Russell opened his device and turned the screen to face her. Their bank app was opened, and the balance was laughably low. “What drives me wild is that you don’t know anything. But you’re taking it upon yourself to blow up our lives.”
His words hit, but they made her angry, too. “What’s the deal with Omnium?”
He paled.
“Josie and I went to the PV Dump. The sludge—this Omnium sludge—has an awful smell. Does it cause make people sick? If I accessed the cancer or aplastic anemia or birth defect incidence in Hami, China, would the numbers be through the roof? Is that why they moved production out of PV? Is that why they hired you, because you can cover it up?”
He reddened. “I told you. I don’t have any data that supports what you’re saying. And honestly, that’s insulting. I worked for this. Iearnedthis.”
“Have you seen the sludge?”
His face went to stone. Muscles tense, chin locked. “It’s safe. Every study says so.”
Linda ran out of gas. There was no point in this. She needed data. But she had the awful feeling that he had the data. It was on that laptop. Maybe he’d gone so far down the rabbit hole of justifications that he didn’t know it, himself. But he was lying.
“Everything I’ve ever done has been for you. Even this town, I did it for you.”

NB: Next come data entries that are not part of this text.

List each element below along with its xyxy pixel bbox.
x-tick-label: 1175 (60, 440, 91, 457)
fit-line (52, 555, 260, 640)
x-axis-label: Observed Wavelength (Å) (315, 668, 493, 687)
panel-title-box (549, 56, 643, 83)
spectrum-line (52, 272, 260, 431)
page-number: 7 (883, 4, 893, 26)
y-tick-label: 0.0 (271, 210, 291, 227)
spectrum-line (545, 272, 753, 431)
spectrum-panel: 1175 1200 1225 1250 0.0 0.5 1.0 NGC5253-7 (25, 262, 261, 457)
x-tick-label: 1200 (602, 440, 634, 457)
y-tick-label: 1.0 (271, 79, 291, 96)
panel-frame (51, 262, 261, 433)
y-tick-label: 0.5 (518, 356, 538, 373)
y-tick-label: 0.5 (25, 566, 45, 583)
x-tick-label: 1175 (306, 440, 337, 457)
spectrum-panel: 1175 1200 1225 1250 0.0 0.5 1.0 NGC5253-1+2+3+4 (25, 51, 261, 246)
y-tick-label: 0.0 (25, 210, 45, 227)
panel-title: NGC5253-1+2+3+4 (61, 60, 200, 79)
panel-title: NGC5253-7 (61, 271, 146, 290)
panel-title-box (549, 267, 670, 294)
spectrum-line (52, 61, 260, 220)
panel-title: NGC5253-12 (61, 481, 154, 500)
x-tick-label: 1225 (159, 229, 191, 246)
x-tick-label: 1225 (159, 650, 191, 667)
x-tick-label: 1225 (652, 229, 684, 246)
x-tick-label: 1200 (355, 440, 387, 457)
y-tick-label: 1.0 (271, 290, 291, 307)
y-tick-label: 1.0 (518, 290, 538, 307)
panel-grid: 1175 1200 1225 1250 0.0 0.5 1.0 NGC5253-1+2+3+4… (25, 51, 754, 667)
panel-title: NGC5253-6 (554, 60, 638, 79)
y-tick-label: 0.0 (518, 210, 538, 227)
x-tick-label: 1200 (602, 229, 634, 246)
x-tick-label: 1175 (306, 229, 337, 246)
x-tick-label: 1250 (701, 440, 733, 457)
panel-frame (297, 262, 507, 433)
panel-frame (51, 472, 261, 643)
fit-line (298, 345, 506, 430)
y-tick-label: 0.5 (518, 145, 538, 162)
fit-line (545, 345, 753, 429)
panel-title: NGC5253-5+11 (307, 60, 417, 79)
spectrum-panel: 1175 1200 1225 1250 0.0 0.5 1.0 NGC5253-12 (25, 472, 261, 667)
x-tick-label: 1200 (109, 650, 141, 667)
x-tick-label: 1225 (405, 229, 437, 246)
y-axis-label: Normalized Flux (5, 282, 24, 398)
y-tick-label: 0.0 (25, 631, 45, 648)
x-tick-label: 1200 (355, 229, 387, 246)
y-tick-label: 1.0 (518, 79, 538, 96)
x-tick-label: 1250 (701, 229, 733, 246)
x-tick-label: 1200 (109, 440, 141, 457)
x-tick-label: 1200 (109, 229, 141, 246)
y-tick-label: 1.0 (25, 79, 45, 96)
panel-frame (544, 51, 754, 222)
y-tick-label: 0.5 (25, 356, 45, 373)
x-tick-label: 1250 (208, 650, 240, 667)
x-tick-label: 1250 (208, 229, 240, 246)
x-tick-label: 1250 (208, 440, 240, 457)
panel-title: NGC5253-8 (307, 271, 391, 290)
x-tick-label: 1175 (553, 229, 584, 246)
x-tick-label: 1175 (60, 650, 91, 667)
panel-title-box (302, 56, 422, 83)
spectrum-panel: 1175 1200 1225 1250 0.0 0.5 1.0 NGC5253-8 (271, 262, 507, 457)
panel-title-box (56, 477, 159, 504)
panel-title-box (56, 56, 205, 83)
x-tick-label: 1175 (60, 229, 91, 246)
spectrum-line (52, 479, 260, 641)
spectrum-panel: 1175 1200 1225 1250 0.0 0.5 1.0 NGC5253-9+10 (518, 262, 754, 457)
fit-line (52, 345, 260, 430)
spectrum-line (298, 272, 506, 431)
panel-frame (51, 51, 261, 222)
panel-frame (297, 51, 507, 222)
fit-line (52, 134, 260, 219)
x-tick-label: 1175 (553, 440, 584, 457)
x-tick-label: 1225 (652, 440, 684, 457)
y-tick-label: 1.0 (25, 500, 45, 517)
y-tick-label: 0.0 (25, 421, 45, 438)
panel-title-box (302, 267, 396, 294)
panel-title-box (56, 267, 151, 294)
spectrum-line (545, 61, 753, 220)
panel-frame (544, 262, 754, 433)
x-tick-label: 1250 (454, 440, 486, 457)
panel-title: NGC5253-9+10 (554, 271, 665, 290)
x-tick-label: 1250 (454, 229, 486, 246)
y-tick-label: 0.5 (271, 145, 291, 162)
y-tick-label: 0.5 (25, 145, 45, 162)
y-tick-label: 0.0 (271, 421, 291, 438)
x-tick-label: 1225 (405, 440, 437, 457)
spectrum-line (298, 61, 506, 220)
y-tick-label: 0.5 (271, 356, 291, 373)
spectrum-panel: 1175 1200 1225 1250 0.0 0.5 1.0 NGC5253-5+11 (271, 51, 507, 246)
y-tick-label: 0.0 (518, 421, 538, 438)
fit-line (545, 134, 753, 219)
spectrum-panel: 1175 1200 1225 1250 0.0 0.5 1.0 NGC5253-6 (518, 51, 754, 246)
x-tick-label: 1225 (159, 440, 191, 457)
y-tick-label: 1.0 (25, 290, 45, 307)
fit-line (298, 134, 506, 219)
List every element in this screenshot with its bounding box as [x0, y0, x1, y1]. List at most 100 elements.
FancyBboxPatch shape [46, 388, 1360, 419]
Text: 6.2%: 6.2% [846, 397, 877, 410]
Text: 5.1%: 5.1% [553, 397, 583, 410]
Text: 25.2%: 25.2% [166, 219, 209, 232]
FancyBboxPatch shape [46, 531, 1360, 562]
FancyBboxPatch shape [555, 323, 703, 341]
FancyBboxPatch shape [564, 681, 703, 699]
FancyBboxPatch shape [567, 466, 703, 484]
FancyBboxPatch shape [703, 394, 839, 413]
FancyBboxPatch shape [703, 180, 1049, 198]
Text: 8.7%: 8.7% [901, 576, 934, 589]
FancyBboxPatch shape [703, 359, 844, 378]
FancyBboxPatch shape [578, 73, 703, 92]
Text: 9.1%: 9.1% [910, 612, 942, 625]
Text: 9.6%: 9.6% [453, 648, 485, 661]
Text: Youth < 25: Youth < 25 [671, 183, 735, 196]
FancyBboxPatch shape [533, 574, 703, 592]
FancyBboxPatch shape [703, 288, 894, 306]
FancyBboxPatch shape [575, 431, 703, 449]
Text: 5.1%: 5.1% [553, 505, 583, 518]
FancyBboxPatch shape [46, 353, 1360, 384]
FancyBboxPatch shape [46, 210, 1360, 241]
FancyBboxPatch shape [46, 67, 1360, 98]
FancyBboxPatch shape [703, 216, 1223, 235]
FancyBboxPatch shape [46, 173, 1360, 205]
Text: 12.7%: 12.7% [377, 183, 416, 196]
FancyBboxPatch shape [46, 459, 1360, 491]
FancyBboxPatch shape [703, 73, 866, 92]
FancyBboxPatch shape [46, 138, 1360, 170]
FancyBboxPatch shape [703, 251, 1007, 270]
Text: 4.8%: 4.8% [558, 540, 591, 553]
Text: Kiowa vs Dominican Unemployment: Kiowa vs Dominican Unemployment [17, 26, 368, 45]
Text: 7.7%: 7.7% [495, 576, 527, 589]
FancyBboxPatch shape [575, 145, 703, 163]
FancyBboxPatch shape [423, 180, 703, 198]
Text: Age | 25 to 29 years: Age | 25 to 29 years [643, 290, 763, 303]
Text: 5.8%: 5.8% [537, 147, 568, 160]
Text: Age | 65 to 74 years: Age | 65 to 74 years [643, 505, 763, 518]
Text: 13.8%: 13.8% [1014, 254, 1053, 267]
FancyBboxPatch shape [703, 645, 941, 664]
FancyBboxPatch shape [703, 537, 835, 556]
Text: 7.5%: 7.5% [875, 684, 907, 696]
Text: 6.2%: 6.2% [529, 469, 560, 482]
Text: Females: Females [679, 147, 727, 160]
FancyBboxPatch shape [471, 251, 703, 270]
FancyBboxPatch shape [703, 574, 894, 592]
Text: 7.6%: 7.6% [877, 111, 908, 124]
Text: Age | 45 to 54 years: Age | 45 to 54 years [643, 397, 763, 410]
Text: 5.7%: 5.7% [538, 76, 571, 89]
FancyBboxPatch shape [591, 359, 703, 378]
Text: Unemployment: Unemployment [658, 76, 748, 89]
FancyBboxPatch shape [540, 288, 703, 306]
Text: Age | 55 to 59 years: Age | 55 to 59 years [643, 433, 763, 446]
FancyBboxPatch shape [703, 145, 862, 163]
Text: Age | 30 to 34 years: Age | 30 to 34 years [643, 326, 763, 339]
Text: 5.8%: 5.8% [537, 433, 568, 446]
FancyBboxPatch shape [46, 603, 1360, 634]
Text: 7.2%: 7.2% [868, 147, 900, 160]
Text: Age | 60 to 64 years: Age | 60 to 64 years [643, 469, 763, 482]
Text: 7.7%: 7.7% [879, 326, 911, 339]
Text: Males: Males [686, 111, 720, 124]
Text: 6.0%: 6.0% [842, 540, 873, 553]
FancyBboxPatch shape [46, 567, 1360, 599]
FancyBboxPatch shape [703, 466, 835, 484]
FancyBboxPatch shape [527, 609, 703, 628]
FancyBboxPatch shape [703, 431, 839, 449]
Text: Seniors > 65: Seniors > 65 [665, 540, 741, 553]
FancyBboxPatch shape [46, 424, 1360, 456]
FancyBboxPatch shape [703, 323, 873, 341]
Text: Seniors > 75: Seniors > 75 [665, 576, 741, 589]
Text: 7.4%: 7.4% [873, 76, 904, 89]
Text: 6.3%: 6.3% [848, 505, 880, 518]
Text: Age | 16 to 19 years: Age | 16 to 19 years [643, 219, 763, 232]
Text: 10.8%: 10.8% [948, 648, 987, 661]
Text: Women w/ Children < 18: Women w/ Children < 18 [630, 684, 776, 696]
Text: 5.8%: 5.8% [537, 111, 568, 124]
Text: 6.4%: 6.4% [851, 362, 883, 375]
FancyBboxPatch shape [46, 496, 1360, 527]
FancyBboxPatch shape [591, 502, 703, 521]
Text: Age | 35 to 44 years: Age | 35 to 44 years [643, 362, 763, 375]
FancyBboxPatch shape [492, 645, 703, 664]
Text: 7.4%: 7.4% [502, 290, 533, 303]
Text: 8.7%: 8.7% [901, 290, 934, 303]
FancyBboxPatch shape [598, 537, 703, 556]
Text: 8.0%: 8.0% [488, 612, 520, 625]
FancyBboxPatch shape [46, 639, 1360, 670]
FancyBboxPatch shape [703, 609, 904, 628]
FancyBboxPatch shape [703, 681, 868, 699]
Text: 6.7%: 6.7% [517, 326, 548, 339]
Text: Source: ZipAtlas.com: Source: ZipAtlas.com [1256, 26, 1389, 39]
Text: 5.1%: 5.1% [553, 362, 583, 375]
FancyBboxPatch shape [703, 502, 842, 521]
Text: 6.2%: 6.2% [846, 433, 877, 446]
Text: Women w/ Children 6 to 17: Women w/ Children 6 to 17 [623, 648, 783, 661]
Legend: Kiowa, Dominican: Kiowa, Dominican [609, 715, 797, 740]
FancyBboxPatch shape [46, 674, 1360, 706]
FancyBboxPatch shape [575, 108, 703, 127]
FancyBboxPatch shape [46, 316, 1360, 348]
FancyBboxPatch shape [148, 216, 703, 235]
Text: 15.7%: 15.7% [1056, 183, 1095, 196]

“This wasn’t for me,” she said. “It wasn’t for Josie, who’s falling apart. It wasn’t for Hip, who’s turning into a jerk.”
“It’s always for you,” he said. He was looking her right in the eyes and he seemed sad. Disconsolate, even. Like it was tragic that she wouldn’t believe him. Like they’d be fine right now, if she’d just trust him. The problem here was her lack of faith.
The whole thing was so confounding, so confusing. “Why are you being like this?” she asked, high pitched and trying not to cry.
“We could work here. We could live and be happy. All you have to do is shut up.”
“But Russell,” she said, standing now. She hated the squeaking sound of the defeat in her voice. “They’re lying.”
Russell came over and stood beside Linda. He took her hands in his, full of concern. “You’re pushing yourself too hard on this. You don’t eat. You don’t sleep. I’m worried you’re having a nervous breakdown.”
She didn’t know what came over her. She’d never done anything like it in her life. She swung her hand back, slapped him. Then she stomped out, furious and on fire.
He stayed downstairs, and slept down there, too. She went up. Pacing like an animal, she started packing her clothes. But the winter items were bulky, and she didn’t have enough bags for all the mementos—the photo albums and her wedding dress. And how would she transport all these bags?
She stopped packing. Even if she figured out a rental car service, who’d take her account on a handshake? She needed to lease a home, still, and figure out where that home ought to be. It was too late to wake the kids. They’d need an explanation, and even after she providedit, Hip wouldn’t go along. Probably, it would be best to just lie—stick both kids in the car and tell them she was taking them on a vacation.
But lying’s not okay.
…Was she ready to leave Russell?
She stopped packing. She sat up half the night, wheels spinning.
Wednesday
The next morning, she came down early to the kitchen, intending to keep the kids home from school and have a talk with them. But Russell was waiting. “I think you should keep all this to yourself,” he said.
“Why’s that?”
“You’ll upset them. They’ll worry about you. Like I’m worried about you.” She noticed that his shirt buttons were mismatched, the left tail longer than the right. He hadn’t shaved, either. “Say I believe you, what’s to be gained?”
Linda held her head. Which was hurting. She’d lied about migraine aura before, and now she was having a real one.
“Russell, how bad is Omnium?”
“Just stop it,” he said.
He took the kids to school. She heard the car door shut, the purring solar engine of Russell’s sedan. Then the house was empty. Even Esperanza wouldn’t arrive for another couple of hours.
She went to Russell’s office. He still hadn’t cleaned. On the floor, several pairs of cast-off shoes. What was new since last night: statistics texts opened to random pages, which meant he’d been ignoring the software’s algorithms and doing the work by hand. After sixteen years, she couldn’t help it. She carried the dishes to the kitchen, tidied the floor, collected the shoes by their heels and set them outside the door. Then she opened his screen.